Il Primato Nazionale mensile in edicola

Roma, 22 giu – Come molte nazioni africane anche in Algeria la domanda di energia elettrica è in continua crescita e l’intenzione è quella di coprire questo fabbisogno puntando sull’energia solare. A tale proposito poche settimane fa il governo si è posto come obiettivo quello di costruire per il 2024 diverse centrali per una capacità di 4mila megawatt.

I progetti solari dell’Algeria

Questo progetto, il cui costo è stimato tra i 3,2 e i 3,6 miliardi di dollari, consiste nel costruire diverse centrali solari in più di 10 province e prevede di coprire un’area complessiva di 6400 ettari. Per la loro costruzione si prevede verranno impiegati 56mila lavoratori e una volta finite a gestire queste centrali daranno occupazione a quasi 2mila persone. Il progetto fa parte di un piano molto più ampio che ha come obiettivo quello di produrre per il 2030 22mila megawatt di energia da fonti rinnovabili: di questi, ben 13.500 saranno prodotti da centrali solari.
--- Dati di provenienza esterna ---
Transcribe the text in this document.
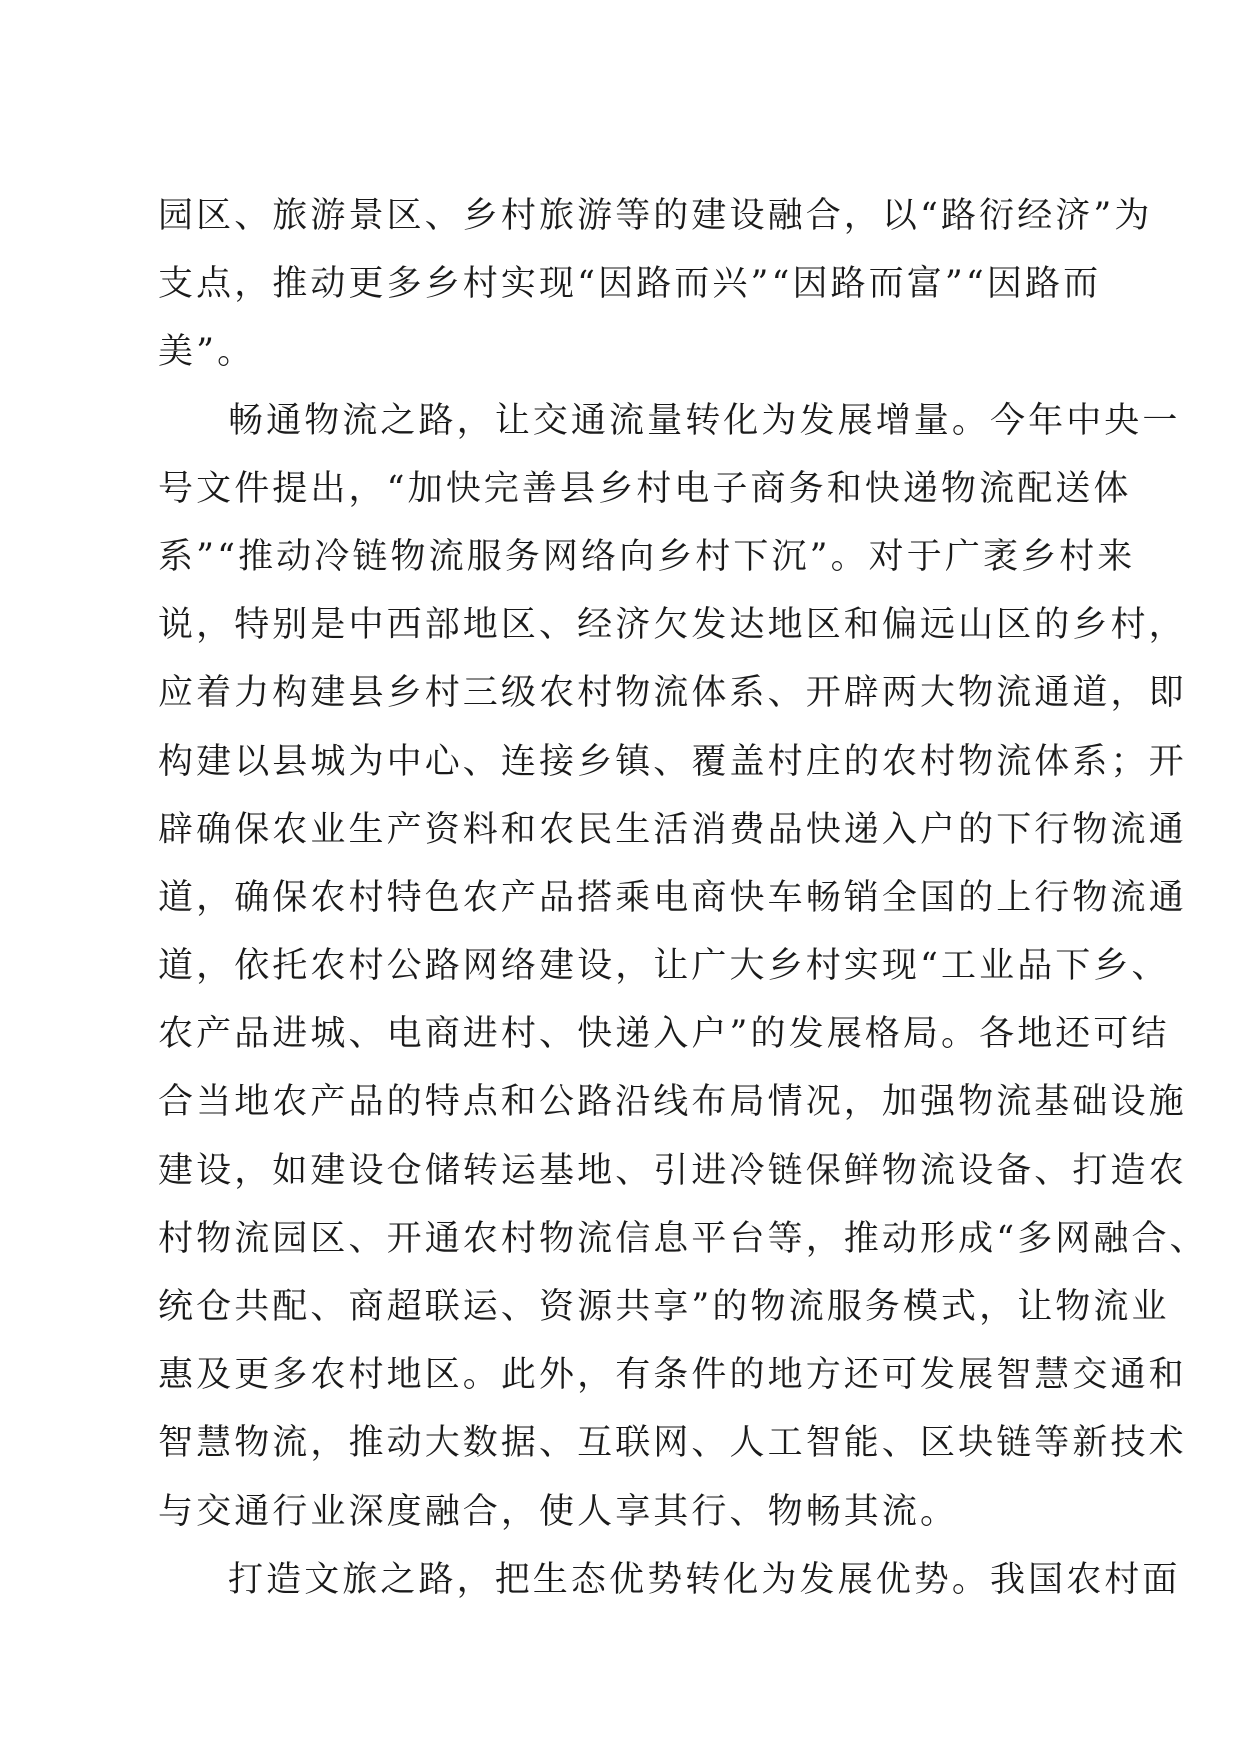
园区、旅游景区、乡村旅游等的建设融合，以“路衍经济”为
支点，推动更多乡村实现“因路而兴”“因路而富”“因路而
美”。
畅通物流之路，让交通流量转化为发展增量。今年中央一
号文件提出，“加快完善县乡村电子商务和快递物流配送体
系”“推动冷链物流服务网络向乡村下沉”。对于广袤乡村来
说，特别是中西部地区、经济欠发达地区和偏远山区的乡村，
应着力构建县乡村三级农村物流体系、开辟两大物流通道，即
构建以县城为中心、连接乡镇、覆盖村庄的农村物流体系；开
辟确保农业生产资料和农民生活消费品快递入户的下行物流通
道，确保农村特色农产品搭乘电商快车畅销全国的上行物流通
道，依托农村公路网络建设，让广大乡村实现“工业品下乡、
农产品进城、电商进村、快递入户”的发展格局。各地还可结
合当地农产品的特点和公路沿线布局情况，加强物流基础设施
建设，如建设仓储转运基地、引进冷链保鲜物流设备、打造农
村物流园区、开通农村物流信息平台等，推动形成“多网融合、
统仓共配、商超联运、资源共享”的物流服务模式，让物流业
惠及更多农村地区。此外，有条件的地方还可发展智慧交通和
智慧物流，推动大数据、互联网、人工智能、区块链等新技术
与交通行业深度融合，使人享其行、物畅其流。
打造文旅之路，把生态优势转化为发展优势。我国农村面
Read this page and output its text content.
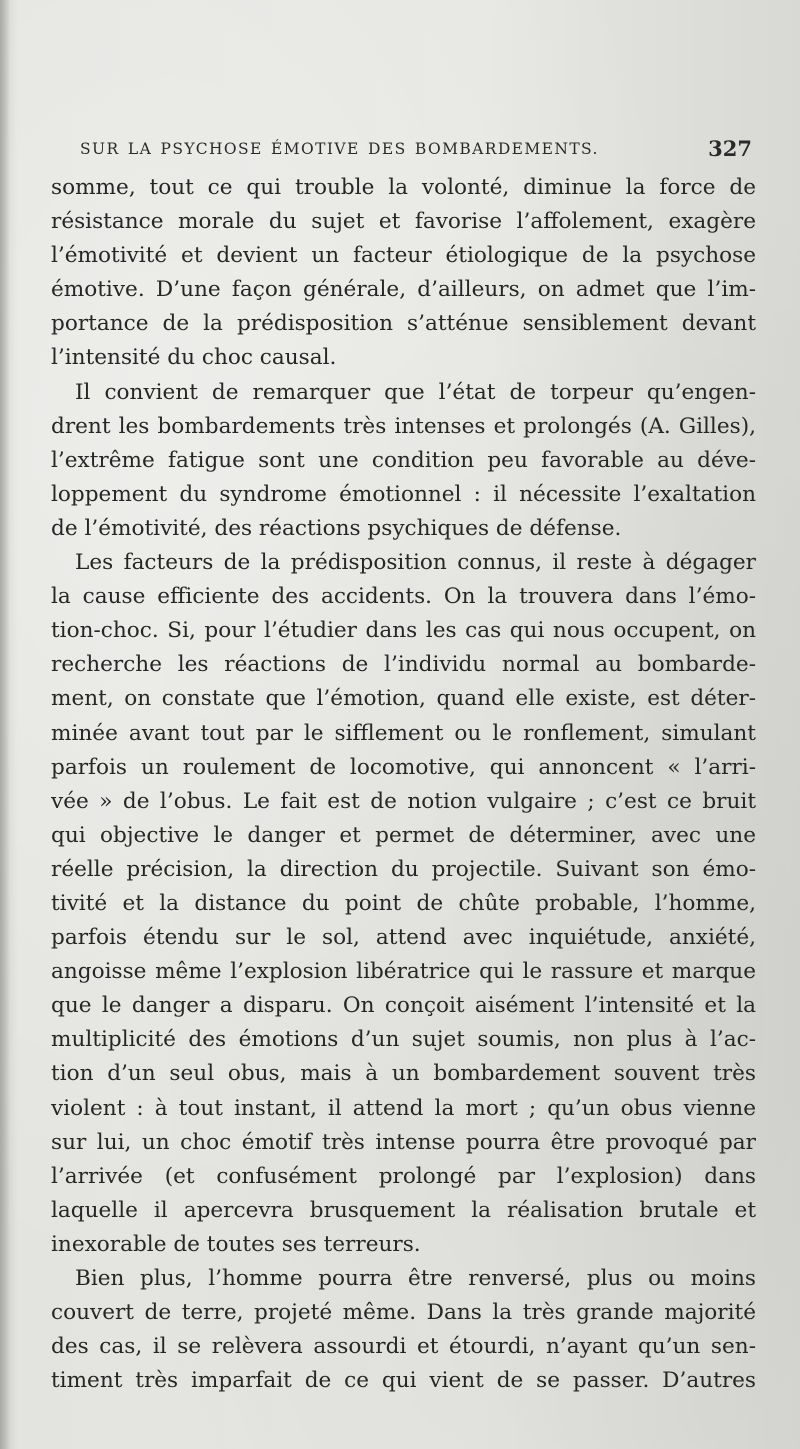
SUR LA PSYCHOSE ÉMOTIVE DES BOMBARDEMENTS.	327
somme, tout ce qui trouble la volonté, diminue la force de
résistance morale du sujet et favorise l’affolement, exagère
l’émotivité et devient un facteur étiologique de la psychose
émotive. D’une façon générale, d’ailleurs, on admet que l’im-
portance de la prédisposition s’atténue sensiblement devant
l’intensité du choc causal.
Il convient de remarquer que l’état de torpeur qu’engen-
drent les bombardements très intenses et prolongés (A. Gilles),
l’extrême fatigue sont une condition peu favorable au déve-
loppement du syndrome émotionnel : il nécessite l’exaltation
de l’émotivité, des réactions psychiques de défense.
Les facteurs de la prédisposition connus, il reste à dégager
la cause efficiente des accidents. On la trouvera dans l’émo-
tion-choc. Si, pour l’étudier dans les cas qui nous occupent, on
recherche les réactions de l’individu normal au bombarde-
ment, on constate que l’émotion, quand elle existe, est déter-
minée avant tout par le sifflement ou le ronflement, simulant
parfois un roulement de locomotive, qui annoncent « l’arri-
vée » de l’obus. Le fait est de notion vulgaire ; c’est ce bruit
qui objective le danger et permet de déterminer, avec une
réelle précision, la direction du projectile. Suivant son émo-
tivité et la distance du point de chûte probable, l’homme,
parfois étendu sur le sol, attend avec inquiétude, anxiété,
angoisse même l’explosion libératrice qui le rassure et marque
que le danger a disparu. On conçoit aisément l’intensité et la
multiplicité des émotions d’un sujet soumis, non plus à l’ac-
tion d’un seul obus, mais à un bombardement souvent très
violent : à tout instant, il attend la mort ; qu’un obus vienne
sur lui, un choc émotif très intense pourra être provoqué par
l’arrivée (et confusément prolongé par l’explosion) dans
laquelle il apercevra brusquement la réalisation brutale et
inexorable de toutes ses terreurs.
Bien plus, l’homme pourra être renversé, plus ou moins
couvert de terre, projeté même. Dans la très grande majorité
des cas, il se relèvera assourdi et étourdi, n’ayant qu’un sen-
timent très imparfait de ce qui vient de se passer. D’autres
Sorprende che una nazione che ha immensi giacimenti di petrolio e gas naturale punti parecchio sulle fonti rinnovabili. In realtè questa decisione ha una sua logica visto che il governo vuole preservare le sue riserve di idrocarburi per l’esportazione così da massimizzarne i guadagni, senza contare che non tutta l’energia elettrica prodotta da fonti rinnovabili verrà usata per coprire la domanda interna ma parte di essa sarà anch’essa esportata.

Perché l’Africa punta sulle rinnovabili?

L’Algeria non è il solo paese ricco di idrocarburi che sta investendo enormemente nelle fonti rinnovabili: anche altri stati africani sanno seguendo il suo esempio e i motivi sono tanti. In primis la già citata necessità di massimizzare i guadagni derivanti dalle esportazioni di idrocarburi: più petrolio e gas vengono usati per produrre energia elettrica per il consumo interno e meno possono essere venduti sul mercato. In secondo luogo, molti progetti di esplorazione sono stati abbandonati perché poco convenienti visti i bassi prezzi correnti.

Infine occorre tenere conto del futuro del mercato degli idrocarburi. A tale proposito molti Stati africani credono che presto o tardi la domanda di petrolio raggiungerà un picco e poi diminuirà per via del crescente uso di fonti rinnovabili: puntare su queste ultime diventa così la soluzione migliore per il futuro, senza contare che centrali solari off-grid sono la soluzione più economica per fornire energia elettrica.